Sunday, July 1, 2012

Not the end right?

Everything's going to be okay. If it's not okay, it's not the end yet right? How do I tell myself that everything's going to be okay when I already know that everything's not okay? It is not okay. They are not okay. Everything is not going fine. Seriously.

I really wonder how much longer I can hold on. My fingers are losing grip from the pole I was holding onto. Fingers are slowly releasing themselves. They are going to release themselves soon. The walls that were built to hold me back fell down.

"These things are just temporary; they are not permanent. Things will get better soon," these few sentences kept on replaying in my head, albeit a broken recorder.

But those words are not working — these words or rather, sentences are not working. The weights on my brain, they are taking their toll on me.

This is going to be a never ending battle between my heart and my brain. The former says that I'm going to survive, and the latter is currently playing the devil and says that I'm not going to survive.

But honestly, seriously I don't know how much longer I can tolerate these shit.

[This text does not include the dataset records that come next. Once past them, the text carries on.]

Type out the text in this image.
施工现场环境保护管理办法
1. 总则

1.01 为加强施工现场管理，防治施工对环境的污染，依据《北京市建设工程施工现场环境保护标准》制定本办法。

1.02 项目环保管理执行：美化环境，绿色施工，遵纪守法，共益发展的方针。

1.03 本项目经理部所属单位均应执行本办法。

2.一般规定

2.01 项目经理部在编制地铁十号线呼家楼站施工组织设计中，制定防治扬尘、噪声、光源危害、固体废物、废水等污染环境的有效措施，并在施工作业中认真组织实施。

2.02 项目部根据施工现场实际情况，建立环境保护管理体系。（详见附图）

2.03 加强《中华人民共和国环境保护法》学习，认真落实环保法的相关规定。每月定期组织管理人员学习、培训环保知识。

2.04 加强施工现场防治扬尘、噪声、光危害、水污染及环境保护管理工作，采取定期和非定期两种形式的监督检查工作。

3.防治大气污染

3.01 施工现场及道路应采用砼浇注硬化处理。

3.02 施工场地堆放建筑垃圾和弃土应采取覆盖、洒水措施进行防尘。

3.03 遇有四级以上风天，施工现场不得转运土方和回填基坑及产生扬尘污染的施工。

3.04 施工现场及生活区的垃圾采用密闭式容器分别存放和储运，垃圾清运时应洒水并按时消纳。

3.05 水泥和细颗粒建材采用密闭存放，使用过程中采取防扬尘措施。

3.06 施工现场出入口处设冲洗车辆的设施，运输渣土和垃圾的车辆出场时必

Just how much longer? It's only been 15 months. I've got 22 more months to go... And 22 months is a long way to go...

I can do this. Yes I can.
I can't. I can't. I really can't.

Why of all people, me?
Why? Just what did I do exactly to deserve this? WHAT. Tell me. I really wish to know. Tell me.

I DEMAND FOR AN ANSWER. NOW. Anyone. Just someone. Tell me.

I am so sick of living life like this. Why can everyone lead such happy lives. Why can't i too? Why? Why?

It's okay. I am strong than depression and braver than loneliness and nothing will ever exhaust me. I'm supposed to be happy, and that's all you should ever see. Nothing else.

But if you're looking for happy, come another day.

I'm not hurt. I'm alright. I'm a lot tougher than some people think.

Maybe I shouldn't expect too much. Maybe I shouldn't expect AT ALL.